I was familiar with several alien species, but not one that looked like this. “Are they intelligent?” I asked.

    “Yes,” FM said.

“Sort of,” Jorgen corrected her.

“Not as intelligent as humans,” FM allowed. “They don’t actually talk. They repeat things we say.”

“Things we say!” Gill said.

“Yes, like that,” FM said. “Thanks, Gill.”

“And they hyperjump,” I said.

Jorgen closed his eyes. “Yes. So much for not revealing all of our secrets immediately. Thanks a lot, Snuggles.”

“Snuggles!” Gill repeated.

This was officially the strangest meeting I’d ever had, but at least I’d already learned something. “The creatures are cytonic,” I said. “I can feel them in my mind.”

“Yes,” Jorgen said. He peered around the side of the curtain, like he was afraid we would be overheard. “But don’t try to communicate with this one.” He indicated the one riding on his shoulder. This taynix was red with black stripes down its sides and black spines running down the center of its back. “He’s…temperamental. I can’t go through that again.”

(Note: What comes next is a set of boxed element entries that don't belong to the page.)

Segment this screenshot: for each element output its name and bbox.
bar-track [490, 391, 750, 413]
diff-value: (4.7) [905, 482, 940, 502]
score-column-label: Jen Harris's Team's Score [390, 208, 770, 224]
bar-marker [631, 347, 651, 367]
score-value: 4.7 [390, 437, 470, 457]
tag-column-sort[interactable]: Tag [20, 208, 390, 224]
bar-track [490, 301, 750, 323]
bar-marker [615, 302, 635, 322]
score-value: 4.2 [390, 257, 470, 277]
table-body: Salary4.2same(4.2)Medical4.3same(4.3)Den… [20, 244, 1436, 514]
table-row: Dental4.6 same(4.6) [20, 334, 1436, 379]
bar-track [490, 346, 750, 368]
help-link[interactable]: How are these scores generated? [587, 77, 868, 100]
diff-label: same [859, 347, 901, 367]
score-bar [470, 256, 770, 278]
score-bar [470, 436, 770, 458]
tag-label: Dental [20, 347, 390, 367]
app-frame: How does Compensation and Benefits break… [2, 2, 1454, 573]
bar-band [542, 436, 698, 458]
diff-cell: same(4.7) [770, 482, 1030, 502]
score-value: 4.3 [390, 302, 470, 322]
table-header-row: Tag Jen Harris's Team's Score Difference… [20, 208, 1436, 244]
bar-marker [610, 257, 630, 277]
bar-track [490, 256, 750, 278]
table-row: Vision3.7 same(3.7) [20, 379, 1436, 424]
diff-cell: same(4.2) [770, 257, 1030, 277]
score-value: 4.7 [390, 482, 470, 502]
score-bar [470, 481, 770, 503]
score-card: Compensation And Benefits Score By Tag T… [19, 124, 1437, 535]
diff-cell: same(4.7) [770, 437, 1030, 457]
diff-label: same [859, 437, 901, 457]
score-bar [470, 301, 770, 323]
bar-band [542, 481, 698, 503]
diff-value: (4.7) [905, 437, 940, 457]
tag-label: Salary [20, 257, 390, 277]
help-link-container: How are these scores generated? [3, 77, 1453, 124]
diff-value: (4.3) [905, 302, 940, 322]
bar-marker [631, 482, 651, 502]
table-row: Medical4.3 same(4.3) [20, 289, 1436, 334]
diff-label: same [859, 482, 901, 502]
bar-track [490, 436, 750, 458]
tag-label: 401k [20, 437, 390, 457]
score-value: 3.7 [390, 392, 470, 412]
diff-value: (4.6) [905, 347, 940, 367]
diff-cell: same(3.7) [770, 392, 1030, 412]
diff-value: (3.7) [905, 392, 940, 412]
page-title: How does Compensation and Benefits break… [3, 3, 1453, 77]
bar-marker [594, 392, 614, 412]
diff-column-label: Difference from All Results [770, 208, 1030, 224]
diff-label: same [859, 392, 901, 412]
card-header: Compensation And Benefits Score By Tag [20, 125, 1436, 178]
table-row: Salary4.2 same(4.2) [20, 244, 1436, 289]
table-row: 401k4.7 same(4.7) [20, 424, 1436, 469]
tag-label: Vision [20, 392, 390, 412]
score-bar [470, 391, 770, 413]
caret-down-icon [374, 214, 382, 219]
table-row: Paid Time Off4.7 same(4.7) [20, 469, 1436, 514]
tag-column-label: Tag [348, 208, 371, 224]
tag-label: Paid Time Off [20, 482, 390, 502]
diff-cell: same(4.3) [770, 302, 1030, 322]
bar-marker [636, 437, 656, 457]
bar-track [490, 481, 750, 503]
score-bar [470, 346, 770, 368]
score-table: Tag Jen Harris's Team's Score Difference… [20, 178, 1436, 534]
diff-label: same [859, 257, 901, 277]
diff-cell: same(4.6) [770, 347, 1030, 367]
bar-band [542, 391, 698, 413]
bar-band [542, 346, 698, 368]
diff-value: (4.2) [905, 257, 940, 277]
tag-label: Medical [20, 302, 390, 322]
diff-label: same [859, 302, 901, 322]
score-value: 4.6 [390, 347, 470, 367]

“Again!” the red slug said. Its voice was deeper than the others, and somehow more disconcerting.

“But you’re not here to talk about slugs,” FM said. “You said you needed help? I’m surprised you’d come to us, after the way you were treated last time.”

“I don’t want to judge your whole people by the actions of a few,” I said carefully. “I would not like it if you judged my people by the actions of some that I know.”

    FM smiled. “I’m glad you feel that way.”

They both watched me expectantly. We’d certainly been through the small talk portion of the conversation that Finis recommended, even if we’d been talking about teleporting slugs, which was definitely not part of my espionage primer. “Some of my people have decided to align themselves with our common enemy,” I said. “I think both our peoples could benefit from an alliance.”